Jun 7, 2022 - News

How much homebuyers in Austin are overpaying

Reproduced from Ken H. Johnson and Eli Beracha; Chart: Axios Visuals

The pandemic inflated metro Austin housing prices by nearly 68% above the historic trend line, making the local market the most overpriced it's been in at least three decades, a new analysis finds.

The big picture: Now hovering over the Austin housing market is the dreaded B-word.

  • As in, bubble.

Driving the news: The average sales price in the greater metro was $594,000 at the end of April — far above the $354,000 that historic trends would forecast it to be.

Yes, but: Shouldn't we toss history-based trends in the trash, given the profound disruption wrought by the pandemic and the technological novelty of remote work, which have pushed workers from both coasts to pour into Central Texas?

  • Chances are if you managed to land a home in Austin in the last two years, you're relieved, historic trends be damned.

What they're saying: Maybe there has been a paradigm shift, Ken Johnson, report co-author and a Florida Atlantic University professor specializing in real estate economics, told Axios.
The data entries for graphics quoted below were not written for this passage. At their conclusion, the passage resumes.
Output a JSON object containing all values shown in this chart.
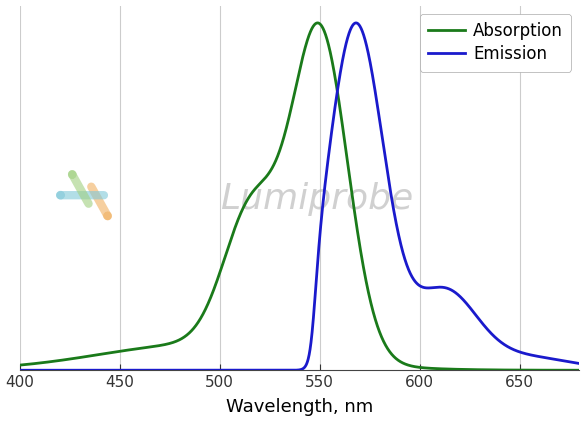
{
  "title": "",
  "xlabel": "Wavelength, nm",
  "ylabel": "",
  "xlim": [
    400,
    680
  ],
  "ylim": [
    0,
    1.05
  ],
  "xticks": [
    400,
    450,
    500,
    550,
    600,
    650
  ],
  "absorption_color": "#1a7a1a",
  "emission_color": "#1a1acc",
  "absorption_lw": 2.0,
  "emission_lw": 2.0,
  "legend_labels": [
    "Absorption",
    "Emission"
  ],
  "background_color": "#ffffff",
  "grid_color": "#cccccc"
}
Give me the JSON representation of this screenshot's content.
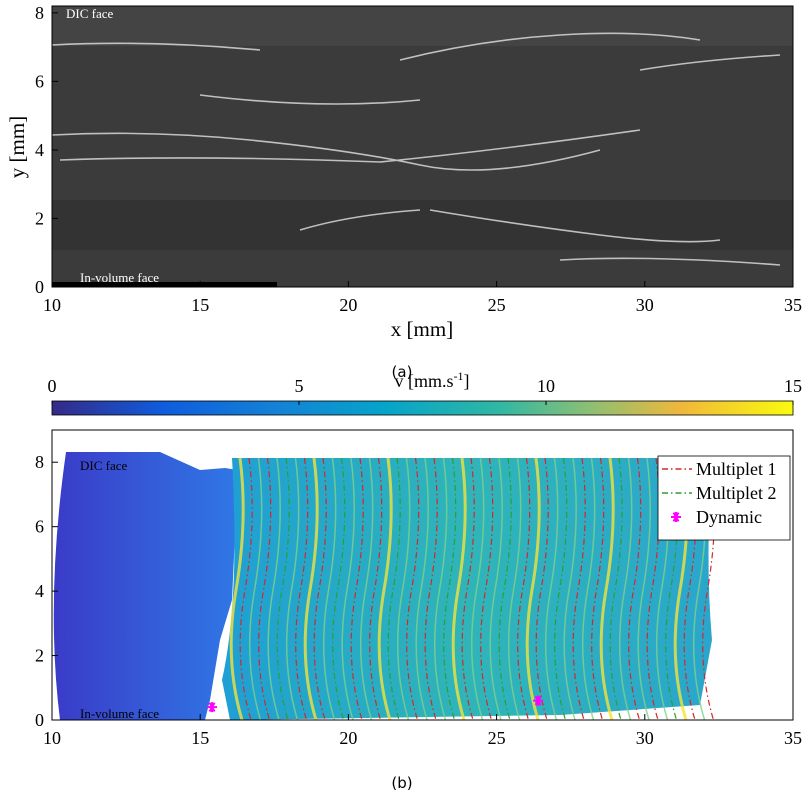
{
  "chart_data": [
    {
      "type": "image",
      "xlabel": "x [mm]",
      "ylabel": "y [mm]",
      "xlim": [
        10,
        35
      ],
      "ylim": [
        0,
        8.2
      ],
      "xticks": [
        10,
        15,
        20,
        25,
        30,
        35
      ],
      "yticks": [
        0,
        2,
        4,
        6,
        8
      ],
      "annotations": [
        "DIC face",
        "In-volume face"
      ],
      "caption": "(a)"
    },
    {
      "type": "scatter",
      "xlim": [
        10,
        35
      ],
      "ylim": [
        0,
        9
      ],
      "xticks": [
        10,
        15,
        20,
        25,
        30,
        35
      ],
      "yticks": [
        0,
        2,
        4,
        6,
        8
      ],
      "annotations": [
        "DIC face",
        "In-volume face"
      ],
      "caption": "(b)",
      "colorbar": {
        "label": {
          "text": "v [mm.s",
          "superscript": "-1",
          "suffix": "]"
        },
        "lim": [
          0,
          15
        ],
        "ticks": [
          0,
          5,
          10,
          15
        ]
      },
      "legend": "upper right",
      "series": [
        {
          "name": "Multiplet 1",
          "color": "#d62728",
          "style": "dash-dot"
        },
        {
          "name": "Multiplet 2",
          "color": "#2ca02c",
          "style": "dash-dot"
        },
        {
          "name": "Dynamic",
          "color": "#ff00ff",
          "marker": "asterisk",
          "x": [
            15.4,
            26.4
          ],
          "values": [
            0.4,
            0.6
          ]
        }
      ]
    }
  ]
}
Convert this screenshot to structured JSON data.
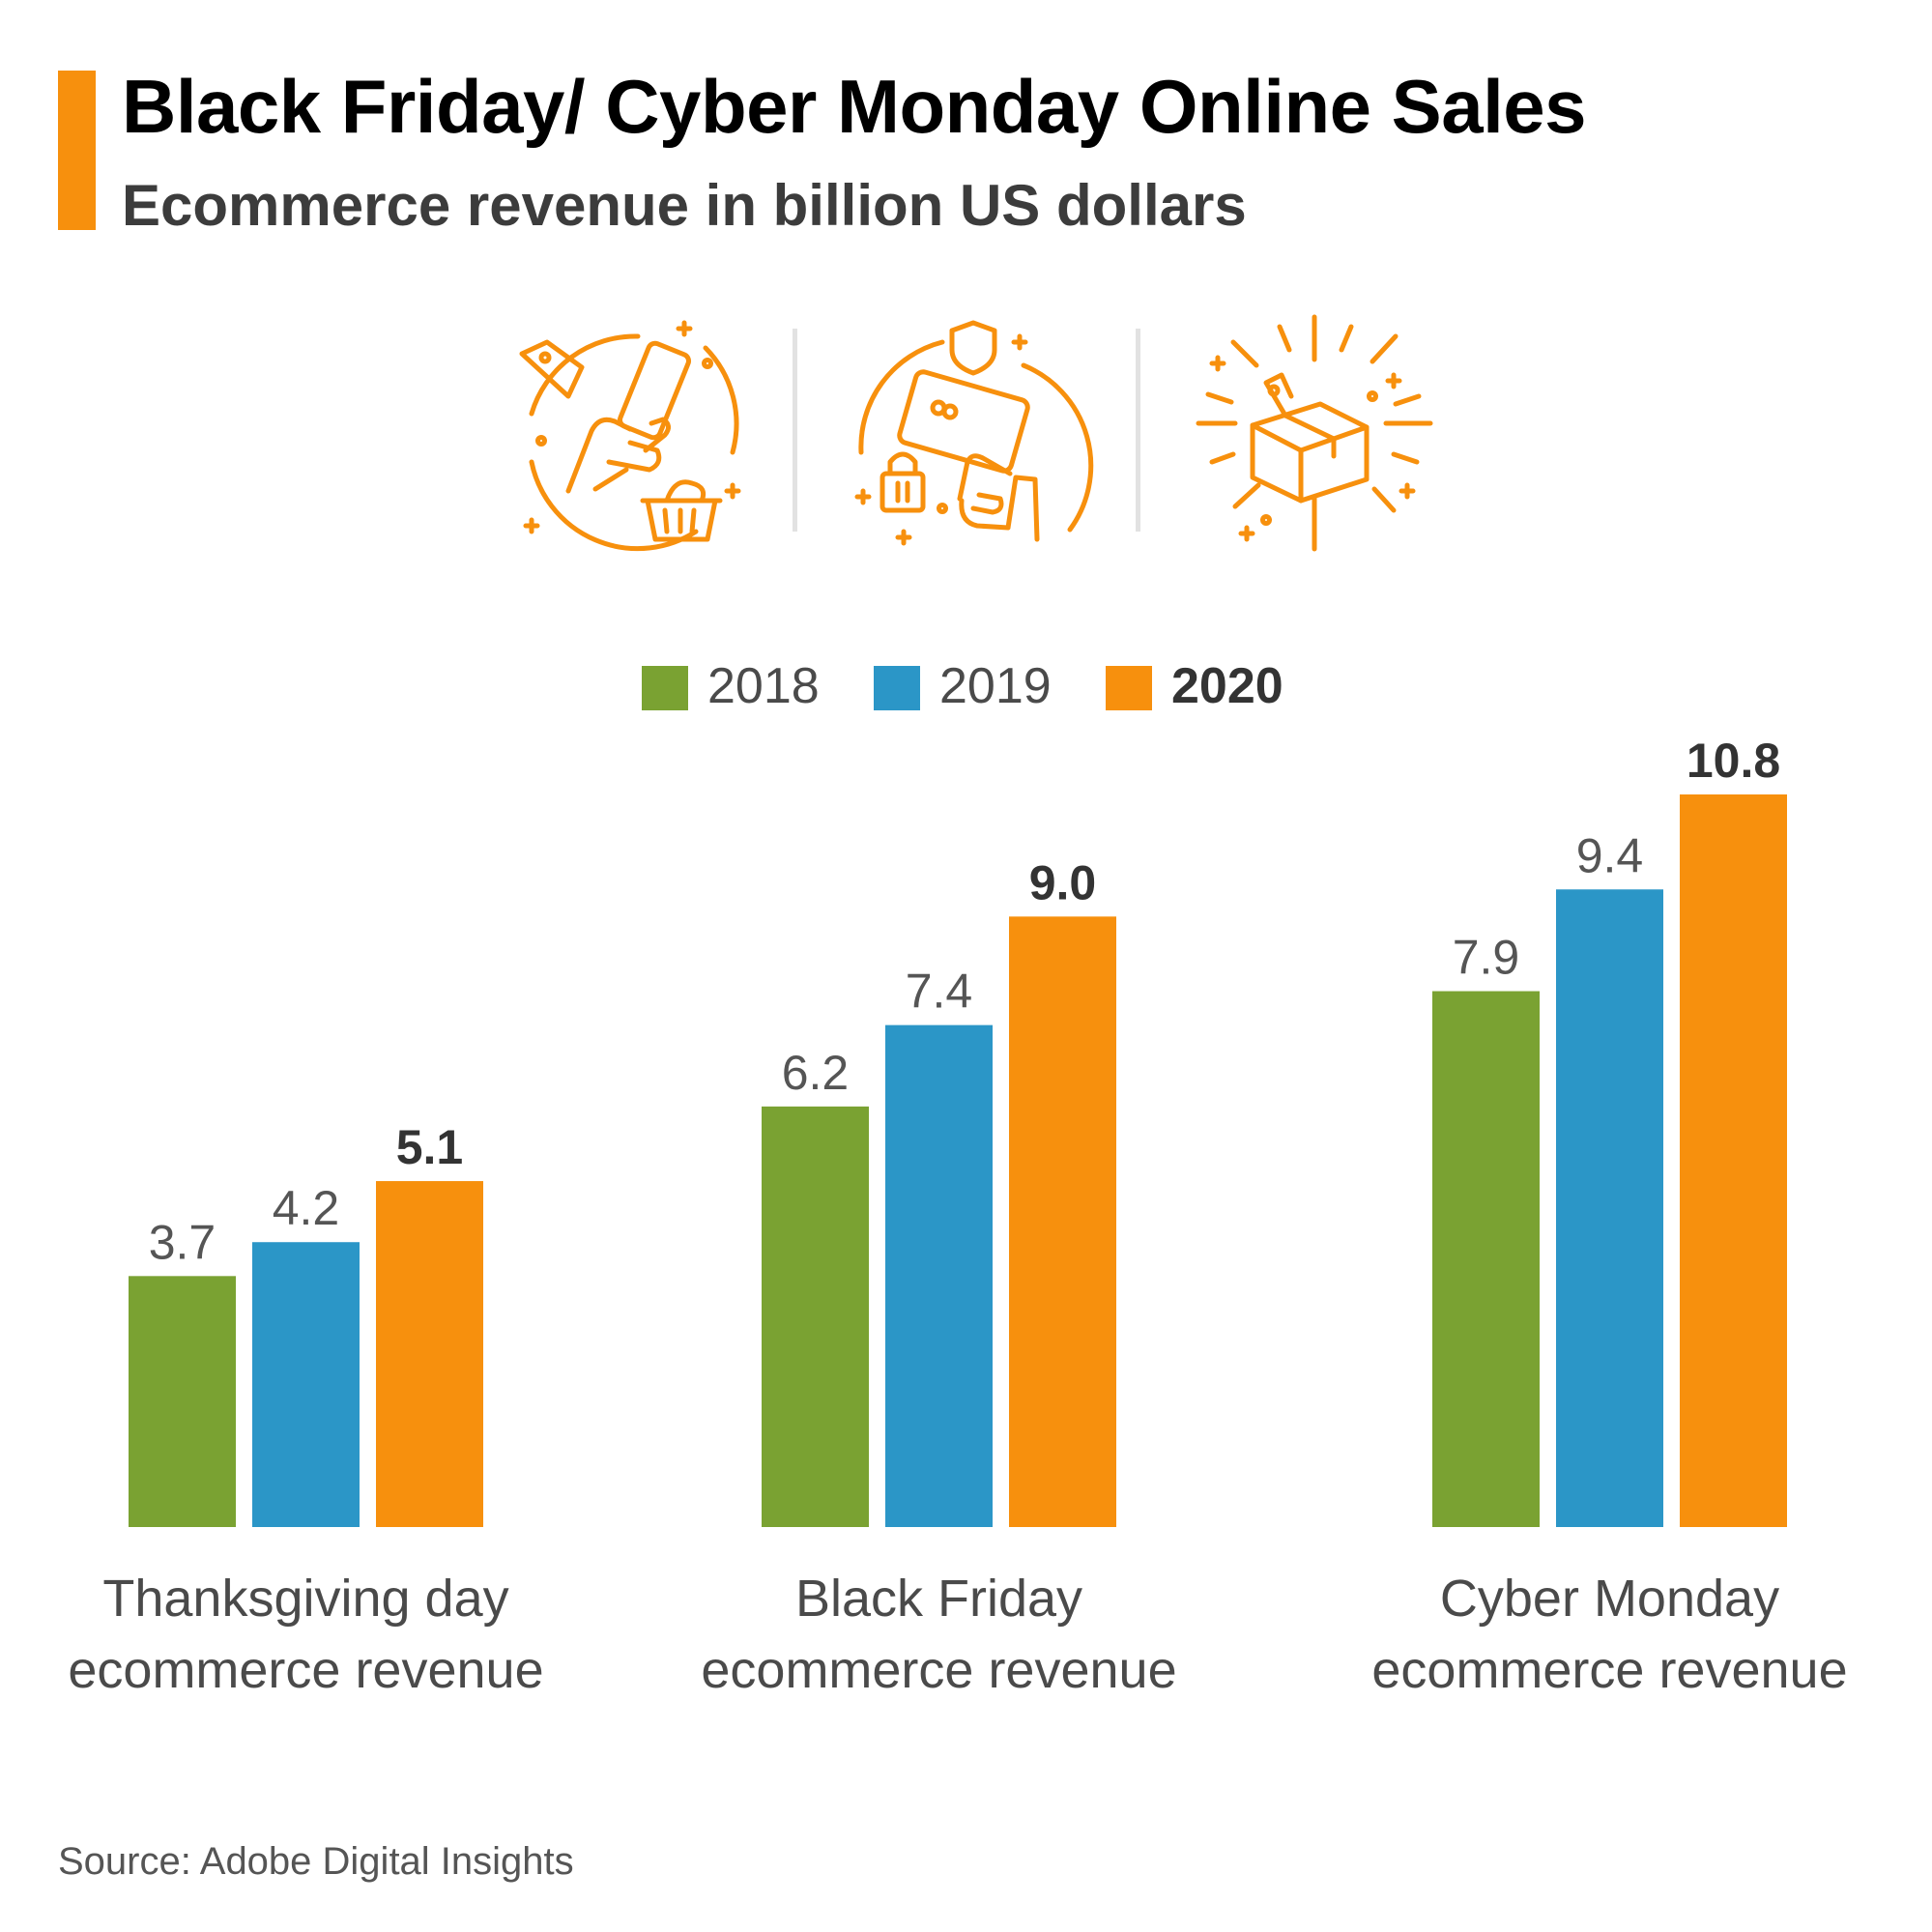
{
  "header": {
    "title": "Black Friday/ Cyber Monday Online Sales",
    "subtitle": "Ecommerce revenue in billion US dollars"
  },
  "icons": [
    "phone-shopping-icon",
    "secure-card-payment-icon",
    "package-delivery-icon"
  ],
  "colors": {
    "accent": "#f7900d",
    "series_2018": "#7aa232",
    "series_2019": "#2b96c7",
    "series_2020": "#f7900d",
    "icon": "#f7900d",
    "divider": "#e2e2e2"
  },
  "legend": [
    {
      "label": "2018",
      "color": "#7aa232",
      "emphasis": false
    },
    {
      "label": "2019",
      "color": "#2b96c7",
      "emphasis": false
    },
    {
      "label": "2020",
      "color": "#f7900d",
      "emphasis": true
    }
  ],
  "chart_data": {
    "type": "bar",
    "title": "Black Friday/ Cyber Monday Online Sales",
    "subtitle": "Ecommerce revenue in billion US dollars",
    "categories": [
      [
        "Thanksgiving day",
        "ecommerce revenue"
      ],
      [
        "Black Friday",
        "ecommerce revenue"
      ],
      [
        "Cyber Monday",
        "ecommerce revenue"
      ]
    ],
    "series": [
      {
        "name": "2018",
        "values": [
          3.7,
          6.2,
          7.9
        ],
        "labels": [
          "3.7",
          "6.2",
          "7.9"
        ],
        "color": "#7aa232",
        "bold_labels": false
      },
      {
        "name": "2019",
        "values": [
          4.2,
          7.4,
          9.4
        ],
        "labels": [
          "4.2",
          "7.4",
          "9.4"
        ],
        "color": "#2b96c7",
        "bold_labels": false
      },
      {
        "name": "2020",
        "values": [
          5.1,
          9.0,
          10.8
        ],
        "labels": [
          "5.1",
          "9.0",
          "10.8"
        ],
        "color": "#f7900d",
        "bold_labels": true
      }
    ],
    "ylim": [
      0,
      10.8
    ],
    "grid": false,
    "legend_position": "top-center",
    "xlabel": "",
    "ylabel": ""
  },
  "source": "Source: Adobe Digital Insights"
}
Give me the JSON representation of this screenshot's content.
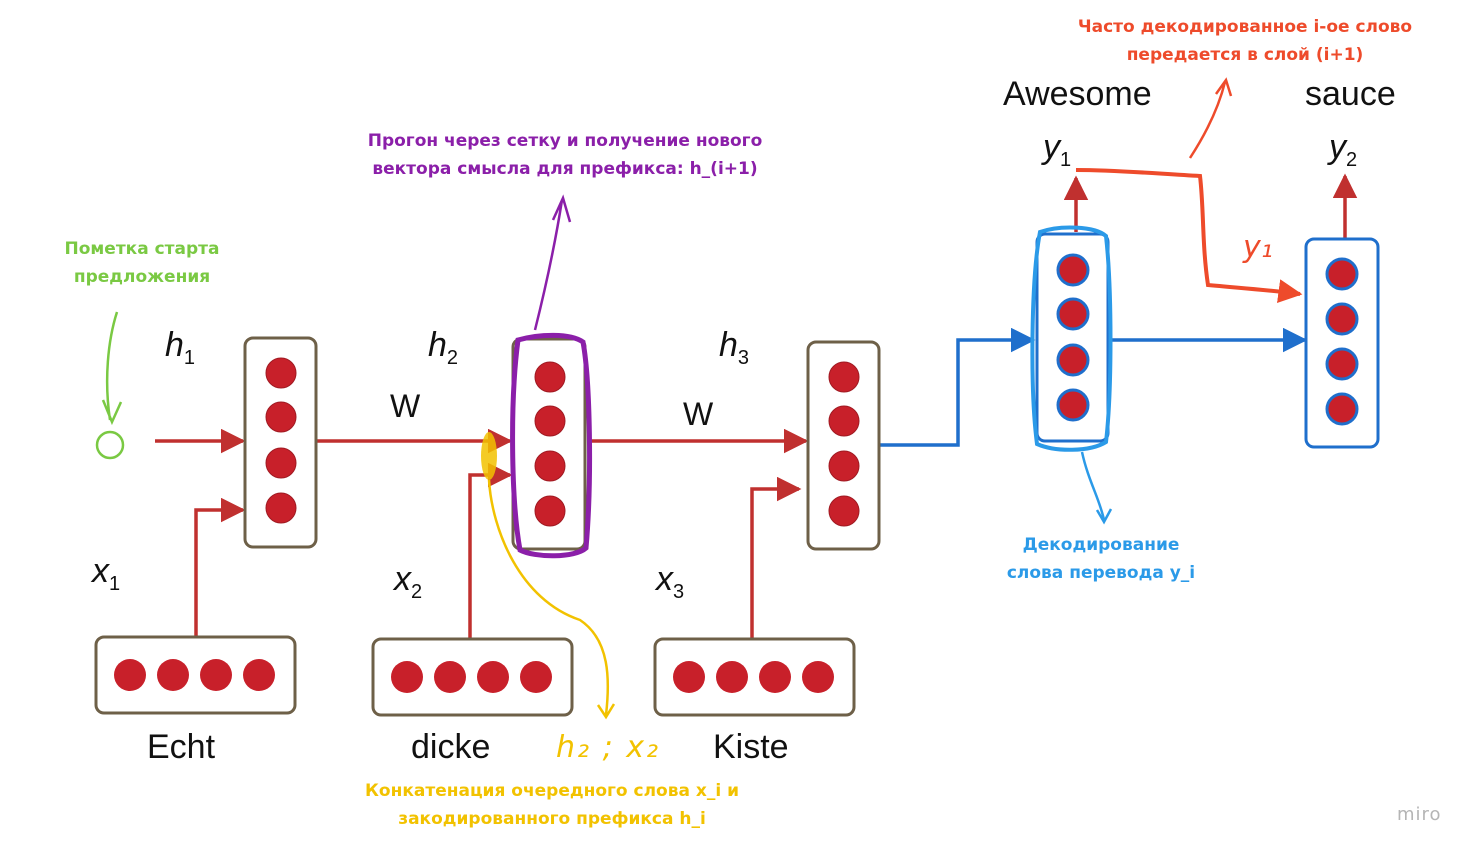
{
  "words": {
    "echt": "Echt",
    "dicke": "dicke",
    "kiste": "Kiste",
    "awesome": "Awesome",
    "sauce": "sauce"
  },
  "labels": {
    "h1": "h",
    "h1_sub": "1",
    "h2": "h",
    "h2_sub": "2",
    "h3": "h",
    "h3_sub": "3",
    "x1": "x",
    "x1_sub": "1",
    "x2": "x",
    "x2_sub": "2",
    "x3": "x",
    "x3_sub": "3",
    "y1": "y",
    "y1_sub": "1",
    "y2": "y",
    "y2_sub": "2",
    "w1": "W",
    "w2": "W"
  },
  "handwriting": {
    "concat": "h₂ ; x₂",
    "y1": "y₁"
  },
  "annotations": {
    "start": [
      "Пометка старта",
      "предложения"
    ],
    "forward": [
      "Прогон через сетку и получение нового",
      "вектора смысла для префикса: h_(i+1)"
    ],
    "concat": [
      "Конкатенация очередного слова x_i и",
      "закодированного префикса h_i"
    ],
    "decode": [
      "Декодирование",
      "слова перевода y_i"
    ],
    "feed": [
      "Часто декодированное i-ое слово",
      "передается в слой (i+1)"
    ]
  },
  "colors": {
    "arrow_red": "#c0302f",
    "node_red": "#c8202a",
    "box_border": "#6e6048",
    "blue": "#1f6fcc",
    "green": "#7ac943",
    "purple": "#8b1fa9",
    "yellow": "#f2c200",
    "orange": "#ee4b2b",
    "light_blue": "#2b9ae8"
  },
  "watermark": "miro"
}
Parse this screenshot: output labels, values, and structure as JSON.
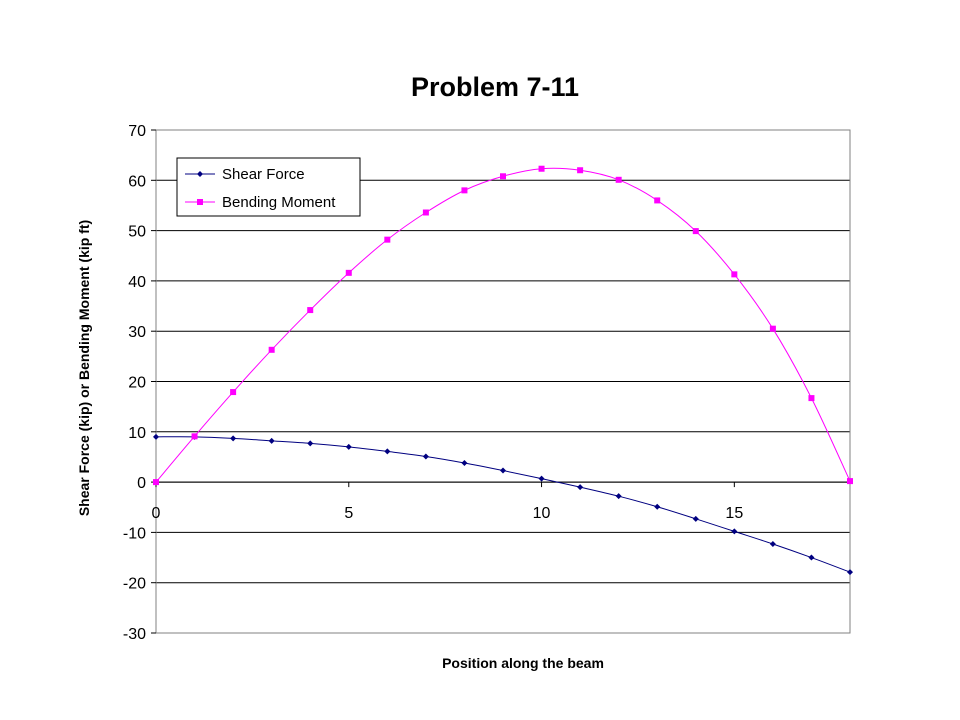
{
  "chart_data": {
    "type": "line",
    "title": "Problem 7-11",
    "xlabel": "Position along the beam",
    "ylabel": "Shear Force (kip) or Bending Moment (kip ft)",
    "xlim": [
      0,
      18
    ],
    "ylim": [
      -30,
      70
    ],
    "x_ticks": [
      0,
      5,
      10,
      15
    ],
    "y_ticks": [
      -30,
      -20,
      -10,
      0,
      10,
      20,
      30,
      40,
      50,
      60,
      70
    ],
    "grid": "horizontal",
    "legend_position": "top-left",
    "x": [
      0,
      1,
      2,
      3,
      4,
      5,
      6,
      7,
      8,
      9,
      10,
      11,
      12,
      13,
      14,
      15,
      16,
      17,
      18
    ],
    "series": [
      {
        "name": "Shear Force",
        "color": "#000080",
        "marker": "diamond",
        "values": [
          9.0,
          9.0,
          8.7,
          8.2,
          7.7,
          7.0,
          6.1,
          5.1,
          3.8,
          2.3,
          0.7,
          -1.0,
          -2.8,
          -4.9,
          -7.3,
          -9.8,
          -12.3,
          -15.0,
          -17.9
        ]
      },
      {
        "name": "Bending Moment",
        "color": "#ff00ff",
        "marker": "square",
        "values": [
          0,
          9.1,
          17.9,
          26.3,
          34.2,
          41.6,
          48.2,
          53.6,
          58.0,
          60.8,
          62.3,
          62.0,
          60.1,
          56.0,
          49.9,
          41.3,
          30.5,
          16.7,
          0.2
        ]
      }
    ]
  }
}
But "it's very likely also that you've overshot the goal in Austin."

  • The inelastic nature of housing supply is to blame, he said: "You can't change supply in very short periods of time. All these people are rushing in and Austin can't build fast enough."

By the numbers: The average share of monthly income going to principal and interest for a typical loan on an average-price home in greater Austin is now 42%.

  • "That can't be sustained," Johnson said. "It should be more like 28%."
  • He pointed out that high housing costs mean giving up other things — family outings, private schools, buying a car.

The crystal ball: "Will Austin have a housing crash? The answer is probably not," Johnson told Axios.

  • But someday, "prices in Austin, Texas will be below that trend line."

The bottom line: "People buying houses right now are greatly exposed."

  • "If we're not at the peak of the current housing cycle, we're awfully close," he said. "Recent buyers in many of these cities may have to endure stagnant or falling home values while the market settles — and that's not what they want to hear if they had planned to resell anytime soon."